AstraZeneca shareholders have benefited along the way: the company puts total shareholder return at 300 per cent over the past eight years, compared with 183 per cent for the global pharma sector and a paltry 44 per cent for the FTSE 100. Soriot’s leadership contributed to the company clearly helping society at large in the past year too. That is why the investor bodies aren’t arguing with his payout for 2020: board discretion used to increase his bonus, over and above what spewed from the financial metrics, feels justified.
So where is the problem? There is something for everyone here. There is a decent case that the company’s board could struggle to retain a genuinely world-class chief amid a box-ticking approach to oversight on pay.
Soriot’s pay last year actually compares quite well with his contemporaries at Roche or Pfizer. But AstraZeneca argues that Soriot’s “on-target” pay, as opposed to the top whack on offer, is below European peers and the policy will rectify that. Soriot has, shall we say, a strong appreciation of his own worth and hasn’t been shy about publicly complaining that his package doesn’t match up to it.

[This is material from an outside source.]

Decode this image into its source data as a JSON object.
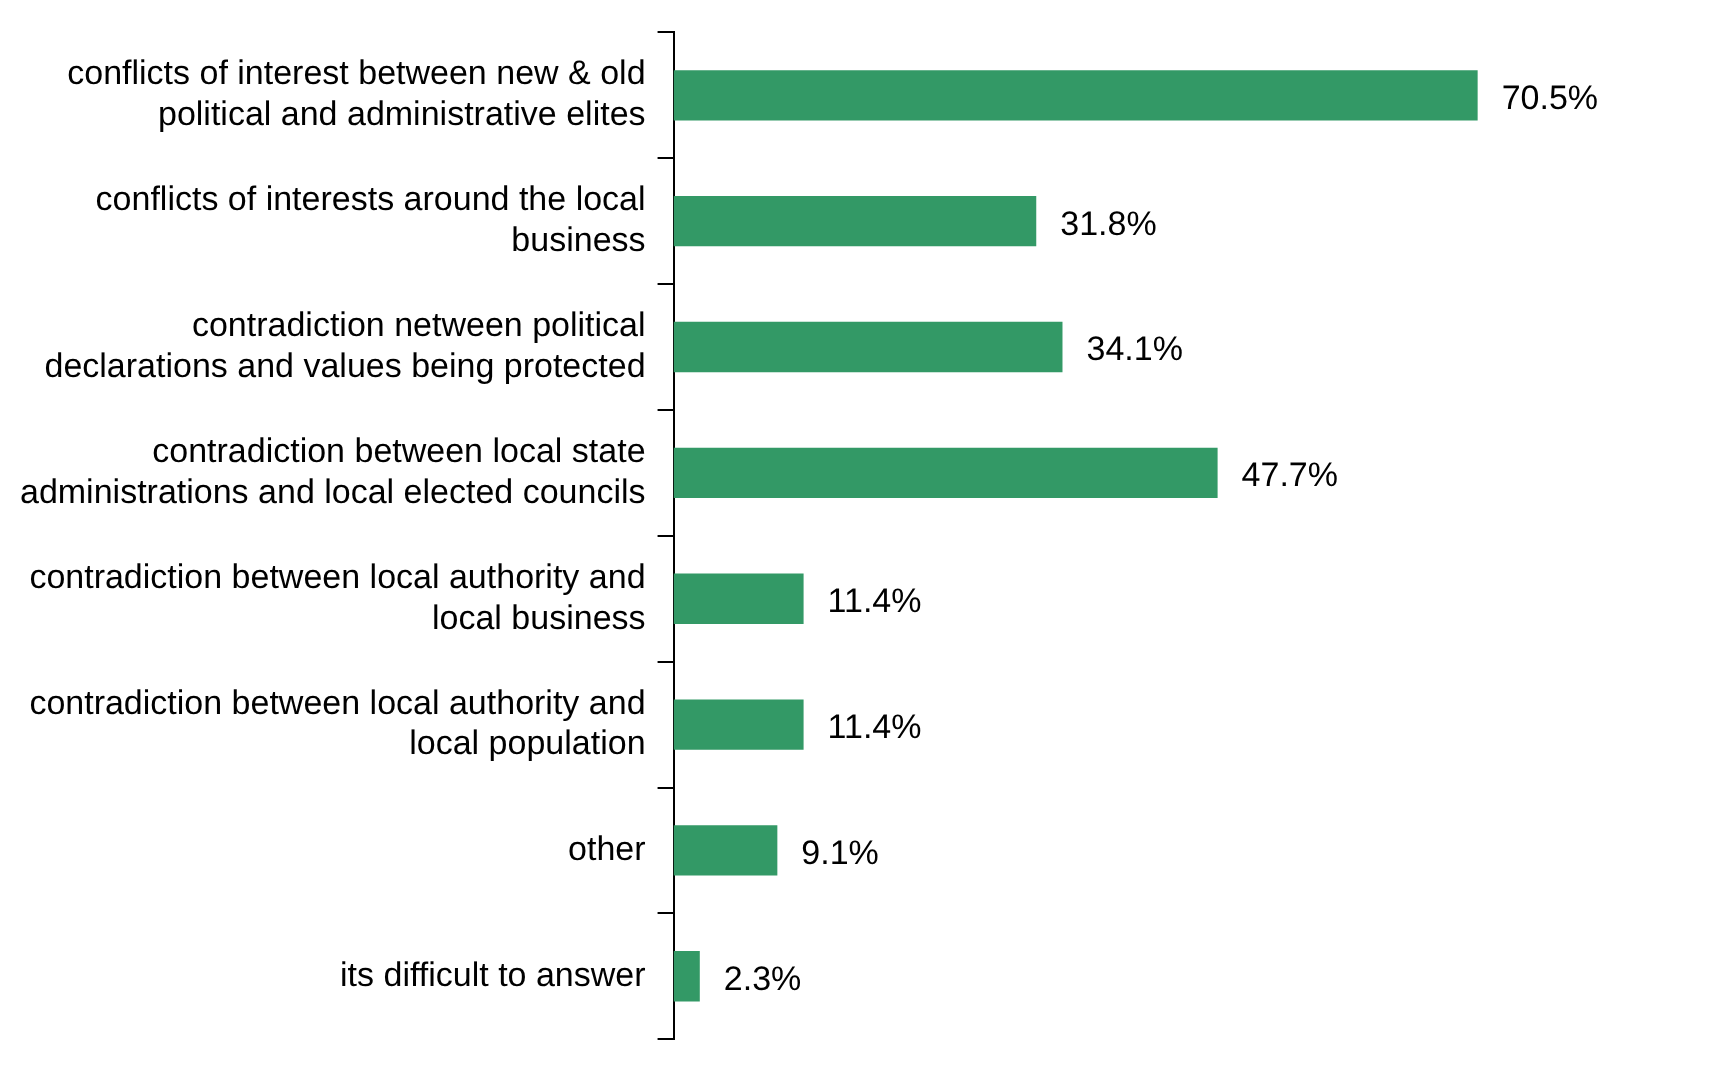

But that, in itself, is the longer-term danger for investors: that the dynamic in the AstraZeneca boardroom has irredeemably tipped in favour of its superstar boss, who is now being feted as the saviour of the UK’s health and economy as well as a FTSE 100 pharma company.
This was an unfortunate time to pick another pay fight, after investor unease in recent years. Remuneration is an unusual window into the inner workings of a board and the power relationships at play, argues former executive pay consultant Tom Gosling.
Look at the justification for a second successive policy change. Soriot’s pension contribution is being reduced to 11 per cent, in line with the wider workforce. That follows best practice and should be happening regardless. But the quid pro quo here was a substantial increase in performance-related pay: for about £112,000 less in guaranteed pension contributions compared with last year, Soriot had added almost £2m to his potential performance pot. That’s a punchy trade — as is the expansion of his total variable pay from 650 per cent of base salary to 900 per cent in two years, noted by ISS.
Leave aside general distaste about executive pay. Soriot has earned his millions. The board should want to hold on to him. But there will always be bigger bucks on offer in the US. And the $39bn deal to buy Alexion, also subject to a vote on Tuesday, could easily be teeing up the next wrangling over the increasing size and complexity of the business and a pay cheque to match. Then investors may start to question who is actually the boss in the boardroom.